Wciąż problem stanowiło utrzymanie jedności organizacyjnej. Wprawdzie z Rady Zborów Ewangelicznych Chrześcijan-Baptystów wracali kolejni wierni do ZECHB, lecz kilkanaście tysięcy inicjatywników zdawało się przekonanych, iż reprezentują prawdziwe chrześcijaństwo ewangeliczne. Nadto działały dziesiątki zborów, głównie zielonoświątkowców, które nie chciały należeć do ZECHB, a których część uzyskała nawet osobną rejestrację. Wobec tego kierownictwo Związku, aby utrzymać jedność, prowadziło rozmowy z grupami odłączonymi, starało się zażegnywać konflikty mogące spowodować rozłamy.

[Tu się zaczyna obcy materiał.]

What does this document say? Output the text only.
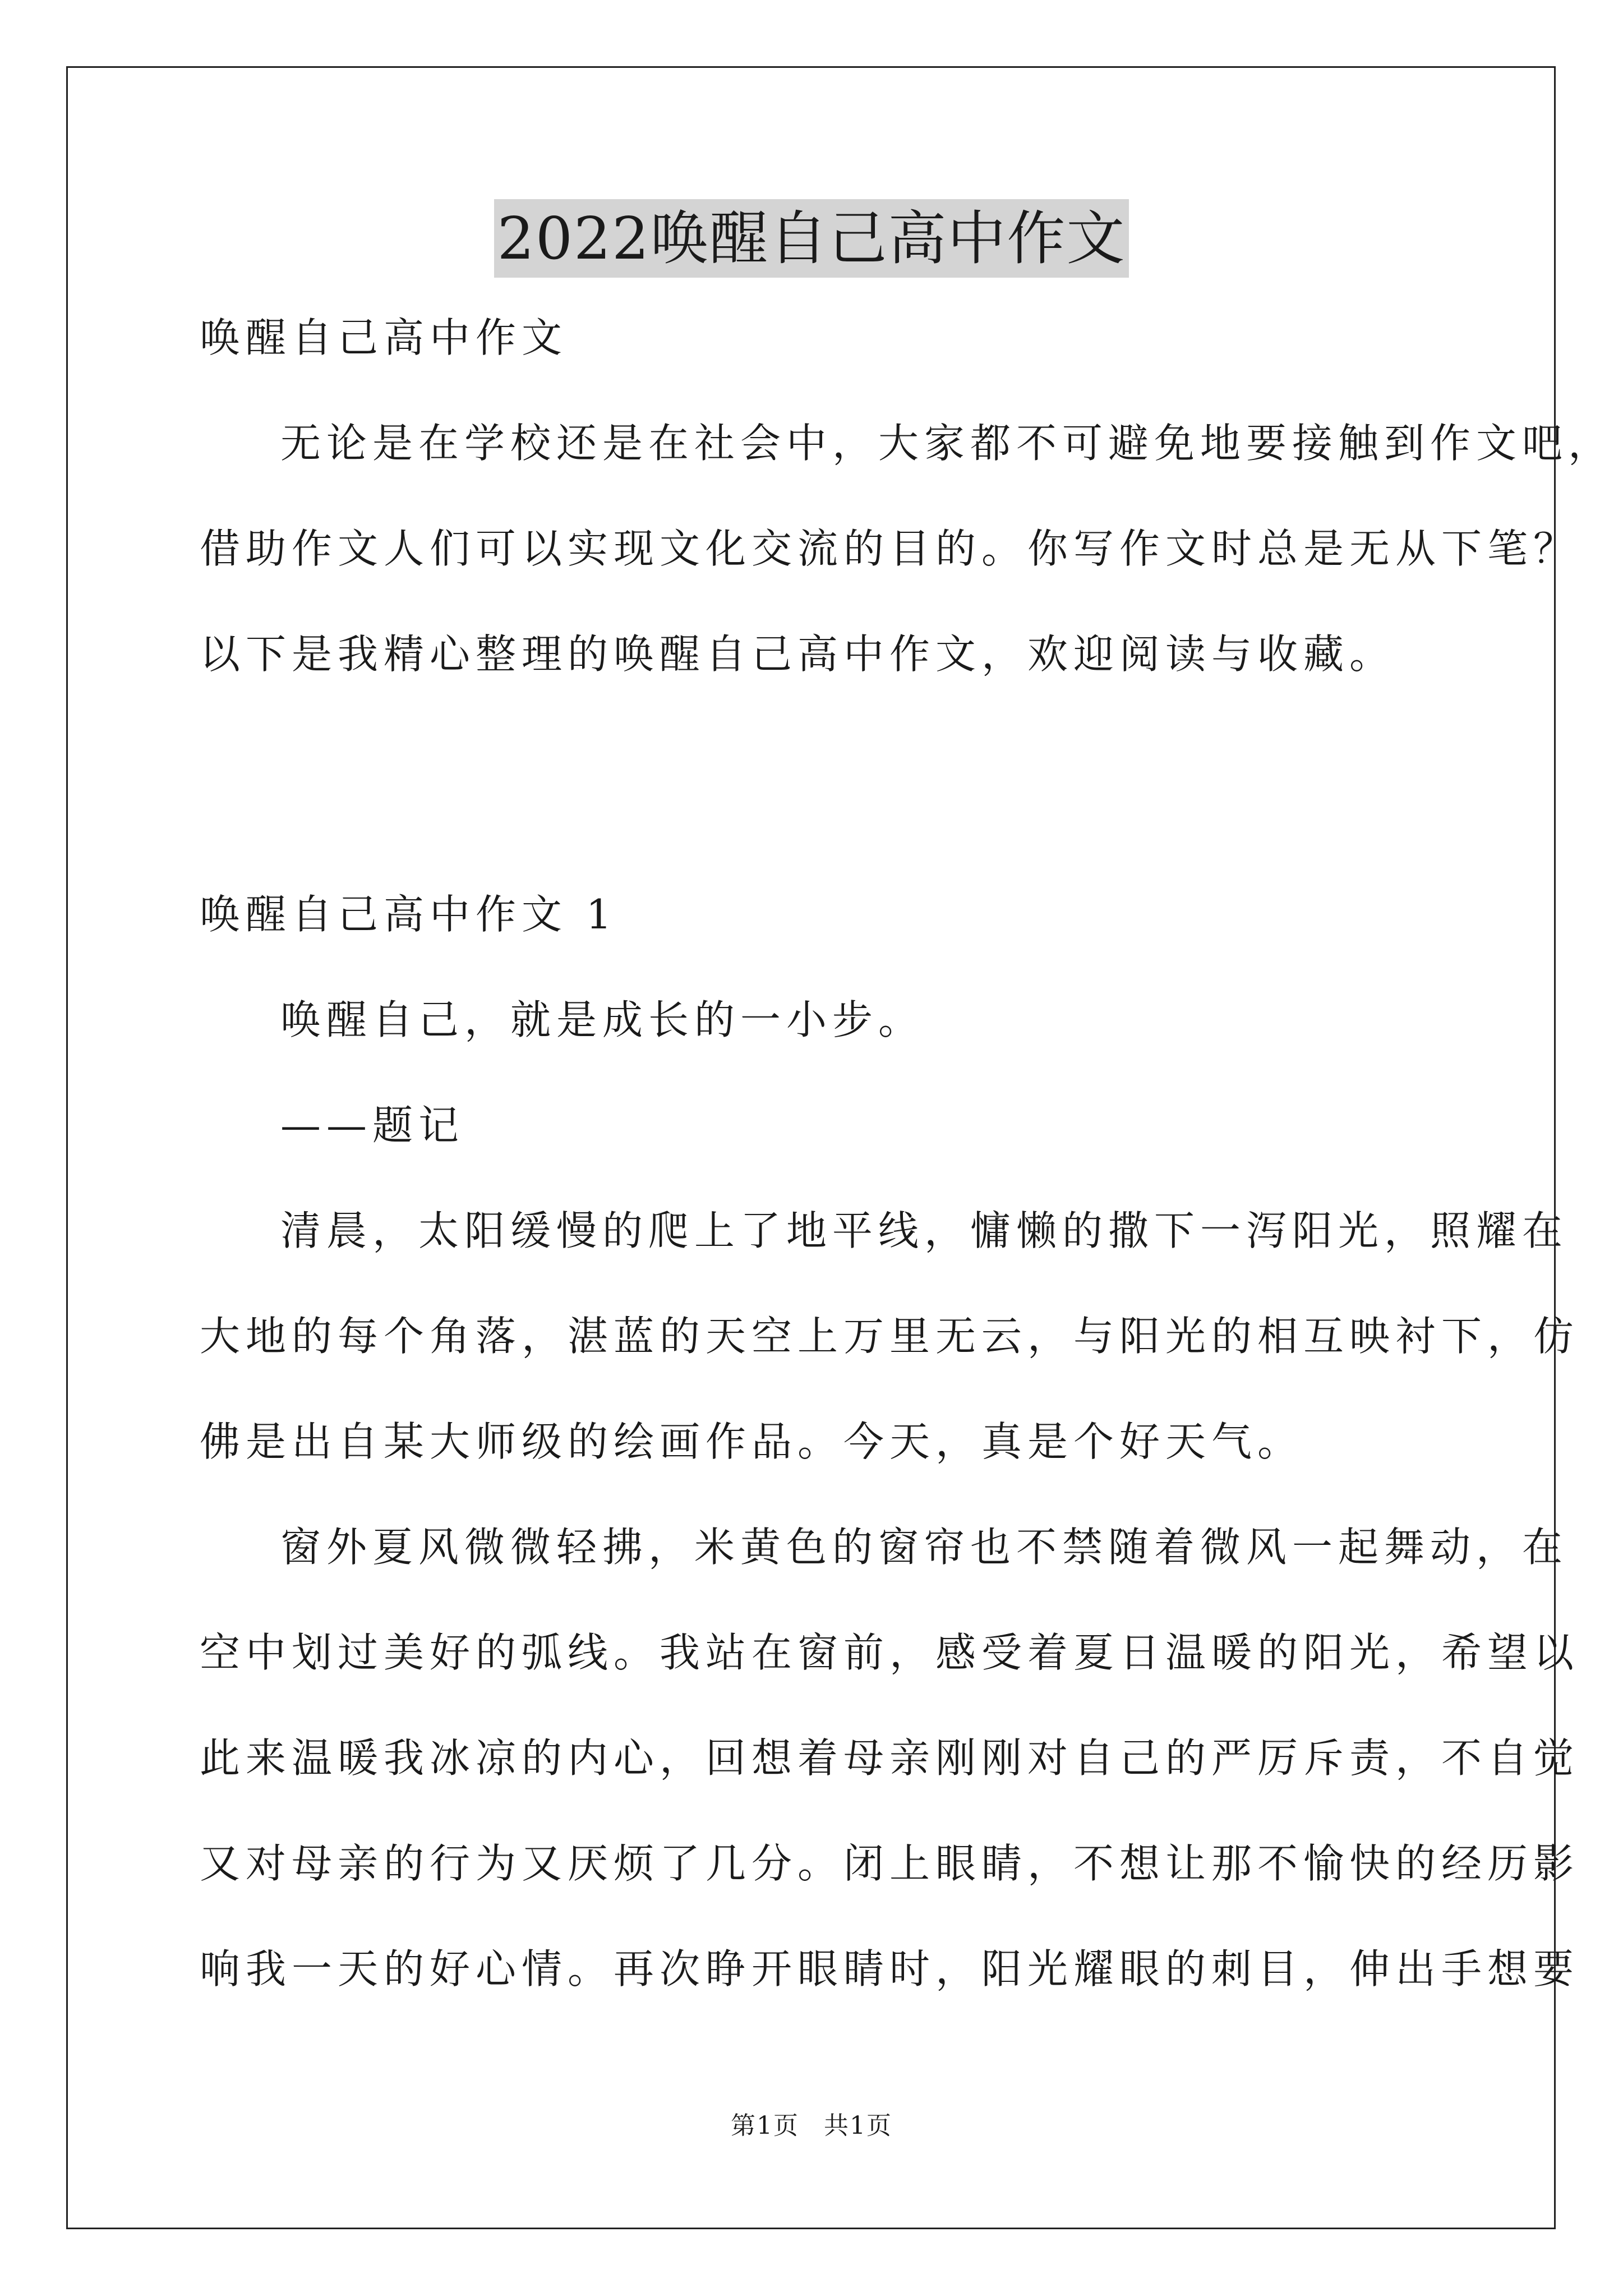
2022唤醒自己高中作文
唤醒自己高中作文
无论是在学校还是在社会中，大家都不可避免地要接触到作文吧，
借助作文人们可以实现文化交流的目的。你写作文时总是无从下笔？
以下是我精心整理的唤醒自己高中作文，欢迎阅读与收藏。
唤醒自己高中作文 1
唤醒自己，就是成长的一小步。
——题记
清晨，太阳缓慢的爬上了地平线，慵懒的撒下一泻阳光，照耀在
大地的每个角落，湛蓝的天空上万里无云，与阳光的相互映衬下，仿
佛是出自某大师级的绘画作品。今天，真是个好天气。
窗外夏风微微轻拂，米黄色的窗帘也不禁随着微风一起舞动，在
空中划过美好的弧线。我站在窗前，感受着夏日温暖的阳光，希望以
此来温暖我冰凉的内心，回想着母亲刚刚对自己的严厉斥责，不自觉
又对母亲的行为又厌烦了几分。闭上眼睛，不想让那不愉快的经历影
响我一天的好心情。再次睁开眼睛时，阳光耀眼的刺目，伸出手想要
第1页 共1页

W ostatnich dekadach ZSRR zbory ZECHB cieszyły się pewną stabilizacją, ale „sekta baptystów” - wcale niemała, bo licząca pół miliona wiernych - nie mogła odgrywać znaczącej roli w społeczeństwie, jak w latach dwudziestych. Władze robiły wszystko, by ograniczyć jej wpływy. Raczej nikt, kto do niej należał nie mógł ukończyć wyższych studiów i objąć znaczącego stanowiska. W 1974 r. nakład dwumiesięcznika „Bratskij Westnik” zwiększono do tysiąca egzemplarzy, a zatem na jeden zbór nie przypadał nawet jeden egzemplarz – zborów było ok. 2500. Już ten fakt świadczy, jak niewielkie możliwości oddziaływania posiadał ZECHB. Pomimo tego ewangeliczni chrześcijanie-baptyści prowadzili działalność, a ich liczebność nawet rosła: nowi członkowie zborów rekrutowali się z tworzących je często wielodzietnych rodzin oraz osób ze świata.